One additional post in Kabul (Economist) and one in Kandahar (Development Adviser) are vacant. Two
additional official positions will move from London to Kabul in the next three months (Governance Adviser and Economist). This makes a total planned complement of 20 staff in Afghanistan. The DFID Afghanistan team also has UK officials in London, and Afghan staff in Kabul, and staff from Kabul travel regularly to other provinces (notably Helmand) to support the team there.
The Post Conflict Reconstruction Unit, for which DFID has accounting responsibility, has deployed four UK officials to Helmand at various times in advance of the arrival of other Departments' staff, and has two officials based in Kabul as part of the Strategic Delivery Unit.
DFID officials currently based in Afghanistan are as follows:
Transition Manager (to be replaced as Deputy Office Manager)
Mr.
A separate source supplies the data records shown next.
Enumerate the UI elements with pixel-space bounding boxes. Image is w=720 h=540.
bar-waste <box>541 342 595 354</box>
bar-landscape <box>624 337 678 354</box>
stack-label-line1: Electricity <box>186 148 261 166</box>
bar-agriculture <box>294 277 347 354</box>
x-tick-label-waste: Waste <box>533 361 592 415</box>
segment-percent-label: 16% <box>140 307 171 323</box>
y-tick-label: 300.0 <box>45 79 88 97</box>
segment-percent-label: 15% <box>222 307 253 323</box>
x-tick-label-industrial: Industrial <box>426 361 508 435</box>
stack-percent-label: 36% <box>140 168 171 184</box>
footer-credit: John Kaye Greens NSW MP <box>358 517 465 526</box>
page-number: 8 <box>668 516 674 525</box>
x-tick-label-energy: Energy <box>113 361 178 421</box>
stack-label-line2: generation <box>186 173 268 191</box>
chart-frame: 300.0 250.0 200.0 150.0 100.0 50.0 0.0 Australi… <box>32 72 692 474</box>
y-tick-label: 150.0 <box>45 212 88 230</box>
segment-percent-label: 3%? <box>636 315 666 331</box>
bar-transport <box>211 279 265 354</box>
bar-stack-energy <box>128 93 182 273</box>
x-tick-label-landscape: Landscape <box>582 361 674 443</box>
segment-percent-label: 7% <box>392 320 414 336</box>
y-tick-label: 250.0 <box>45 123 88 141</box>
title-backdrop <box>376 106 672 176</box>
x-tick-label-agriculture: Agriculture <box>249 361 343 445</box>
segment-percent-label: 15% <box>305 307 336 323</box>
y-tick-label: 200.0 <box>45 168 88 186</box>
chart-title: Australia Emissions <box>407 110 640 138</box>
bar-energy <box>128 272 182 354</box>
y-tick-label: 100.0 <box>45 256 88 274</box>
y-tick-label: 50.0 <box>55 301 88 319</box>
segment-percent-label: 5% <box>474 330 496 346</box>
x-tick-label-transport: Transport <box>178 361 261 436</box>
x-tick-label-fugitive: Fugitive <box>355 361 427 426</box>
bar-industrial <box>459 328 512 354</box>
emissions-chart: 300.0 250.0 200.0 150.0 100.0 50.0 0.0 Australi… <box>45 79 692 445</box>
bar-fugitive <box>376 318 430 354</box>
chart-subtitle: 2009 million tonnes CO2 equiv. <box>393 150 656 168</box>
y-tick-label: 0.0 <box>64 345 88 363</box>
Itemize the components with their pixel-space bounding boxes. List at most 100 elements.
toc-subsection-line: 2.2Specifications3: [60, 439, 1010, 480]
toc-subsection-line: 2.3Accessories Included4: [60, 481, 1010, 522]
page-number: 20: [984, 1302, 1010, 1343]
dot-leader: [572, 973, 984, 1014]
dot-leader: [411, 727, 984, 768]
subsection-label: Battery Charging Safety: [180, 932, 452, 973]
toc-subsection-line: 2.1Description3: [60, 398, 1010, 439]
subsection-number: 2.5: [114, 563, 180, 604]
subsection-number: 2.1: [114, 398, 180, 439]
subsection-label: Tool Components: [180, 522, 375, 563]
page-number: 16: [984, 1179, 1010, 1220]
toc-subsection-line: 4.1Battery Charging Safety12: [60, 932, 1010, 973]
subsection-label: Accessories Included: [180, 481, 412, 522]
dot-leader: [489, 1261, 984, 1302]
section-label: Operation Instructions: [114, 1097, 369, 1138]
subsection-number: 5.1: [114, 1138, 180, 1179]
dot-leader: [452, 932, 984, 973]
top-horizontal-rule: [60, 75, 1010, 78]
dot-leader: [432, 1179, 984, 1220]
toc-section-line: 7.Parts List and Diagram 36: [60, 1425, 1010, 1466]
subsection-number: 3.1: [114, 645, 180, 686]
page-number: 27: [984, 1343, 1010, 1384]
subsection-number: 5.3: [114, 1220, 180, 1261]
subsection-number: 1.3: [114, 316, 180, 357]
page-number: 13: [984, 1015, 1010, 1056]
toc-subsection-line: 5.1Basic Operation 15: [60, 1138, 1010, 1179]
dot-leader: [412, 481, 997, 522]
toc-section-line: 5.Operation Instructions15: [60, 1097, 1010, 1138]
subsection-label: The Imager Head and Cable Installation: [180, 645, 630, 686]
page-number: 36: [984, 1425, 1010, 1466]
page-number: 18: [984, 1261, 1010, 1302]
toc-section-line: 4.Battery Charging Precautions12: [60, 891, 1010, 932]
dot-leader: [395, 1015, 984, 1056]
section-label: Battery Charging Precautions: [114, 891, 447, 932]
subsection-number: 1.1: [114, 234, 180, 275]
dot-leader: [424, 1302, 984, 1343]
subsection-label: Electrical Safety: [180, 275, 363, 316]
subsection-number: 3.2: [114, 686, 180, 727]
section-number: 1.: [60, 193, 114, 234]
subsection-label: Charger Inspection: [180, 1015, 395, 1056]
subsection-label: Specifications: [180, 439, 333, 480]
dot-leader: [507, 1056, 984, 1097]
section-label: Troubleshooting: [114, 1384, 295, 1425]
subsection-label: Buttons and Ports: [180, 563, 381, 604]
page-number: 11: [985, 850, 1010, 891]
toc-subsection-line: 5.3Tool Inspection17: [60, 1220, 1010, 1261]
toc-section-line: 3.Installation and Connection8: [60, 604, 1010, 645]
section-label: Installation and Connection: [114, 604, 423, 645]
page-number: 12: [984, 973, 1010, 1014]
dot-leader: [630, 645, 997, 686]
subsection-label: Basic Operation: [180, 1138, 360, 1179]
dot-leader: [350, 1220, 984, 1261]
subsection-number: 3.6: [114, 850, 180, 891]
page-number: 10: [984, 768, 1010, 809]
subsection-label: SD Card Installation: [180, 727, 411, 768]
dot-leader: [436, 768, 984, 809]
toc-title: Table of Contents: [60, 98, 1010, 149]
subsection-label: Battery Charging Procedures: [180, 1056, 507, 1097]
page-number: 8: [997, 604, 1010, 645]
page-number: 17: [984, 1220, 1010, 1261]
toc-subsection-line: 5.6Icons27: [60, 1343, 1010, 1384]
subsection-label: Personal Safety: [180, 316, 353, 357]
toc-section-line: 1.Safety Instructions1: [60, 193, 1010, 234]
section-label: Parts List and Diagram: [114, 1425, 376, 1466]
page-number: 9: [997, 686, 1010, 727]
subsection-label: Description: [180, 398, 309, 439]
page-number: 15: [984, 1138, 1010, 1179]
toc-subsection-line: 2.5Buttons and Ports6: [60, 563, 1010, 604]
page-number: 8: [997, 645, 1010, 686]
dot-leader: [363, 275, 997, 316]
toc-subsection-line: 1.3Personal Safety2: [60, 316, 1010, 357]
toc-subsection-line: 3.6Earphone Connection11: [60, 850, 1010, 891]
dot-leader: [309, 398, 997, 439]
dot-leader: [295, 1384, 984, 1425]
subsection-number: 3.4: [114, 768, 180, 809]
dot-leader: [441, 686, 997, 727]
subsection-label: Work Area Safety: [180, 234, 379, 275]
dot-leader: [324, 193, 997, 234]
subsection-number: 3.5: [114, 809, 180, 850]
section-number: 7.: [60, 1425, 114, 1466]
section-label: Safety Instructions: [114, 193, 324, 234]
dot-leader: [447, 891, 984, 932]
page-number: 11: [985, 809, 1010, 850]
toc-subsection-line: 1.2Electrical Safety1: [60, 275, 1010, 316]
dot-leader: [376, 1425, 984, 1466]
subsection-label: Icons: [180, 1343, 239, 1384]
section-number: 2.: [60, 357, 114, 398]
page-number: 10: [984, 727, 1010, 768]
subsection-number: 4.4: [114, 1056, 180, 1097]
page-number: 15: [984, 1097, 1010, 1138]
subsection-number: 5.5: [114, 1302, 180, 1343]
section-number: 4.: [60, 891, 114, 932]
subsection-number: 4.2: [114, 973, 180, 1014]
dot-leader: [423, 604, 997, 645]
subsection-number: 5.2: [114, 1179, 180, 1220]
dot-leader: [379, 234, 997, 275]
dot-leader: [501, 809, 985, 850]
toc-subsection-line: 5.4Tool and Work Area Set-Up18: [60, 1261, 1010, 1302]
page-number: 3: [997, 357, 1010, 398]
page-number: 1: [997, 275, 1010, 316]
Clifton-Brown: To ask the Secretary of State for International Development how many farmers have been offered grants to grow alternative crops to poppies in Afghanistan; and how much was paid to those farmers in (a) 2004-05 and (b) 2005-06. 
Hilary Benn: DFID has not paid any grants directly to farmers to grow alternative crops to opium poppies in Afghanistan in 2004-05 and 2005-06. However, DFID does provide support to farmers, through programme and project support. Benefits to farmers from this support include training in new farming techniques, the introduction of alternative crops and identifying potential markets for these crops, distribution of seeds and fertilizer, and support to improve animal health and husbandry.
In recognition of the need to increase the opportunities for farmers to move way from poppy cultivation, DFID has increased its funding for alternative livelihoods from £13 million in financial year 2004-05 to £45 million in 2005-06.
At the same time as developing agricultural opportunities, DFID is also promoting the development of non-farm alternative livelihoods by supporting national programmes of the Government of Afghanistan which are helping to increase access to credit and improve infrastructure for farmers to transport their produce to markets.
Chris Huhne: To ask the Secretary of State for International Development what recent estimate he has made of the carbon emissions of his Department; what commitment he has made to reducing such emissions; and if he will make a statement. 
Mr. Thomas: Estimated carbon emissions from DFID operational activities:
|Tonnes of carbon from UK buildings||Tonnes of carbon from air travel|
DFID is strongly committed to the targets set out in the Framework for Sustainable Development on the Government estate to reverse the current upward trend in carbon emissions by April 2007 and to reduce emissions by 12.5 per cent. by 2010-11, and by 30 per cent. by 2020.
During the refurbishment of both our UK buildings, we incorporated many energy saving mechanisms and have established Environment Management Systems in both offices. We have 100 per cent. green electricity at both UK offices and we are also currently working with the Carbon Trust to evaluate various options for renewable energy such as Combined Heat and Power (CHP) units. To reduce emissions from air travel we have significantly increased our video-conferencing facilities and actively encourage staff to use them.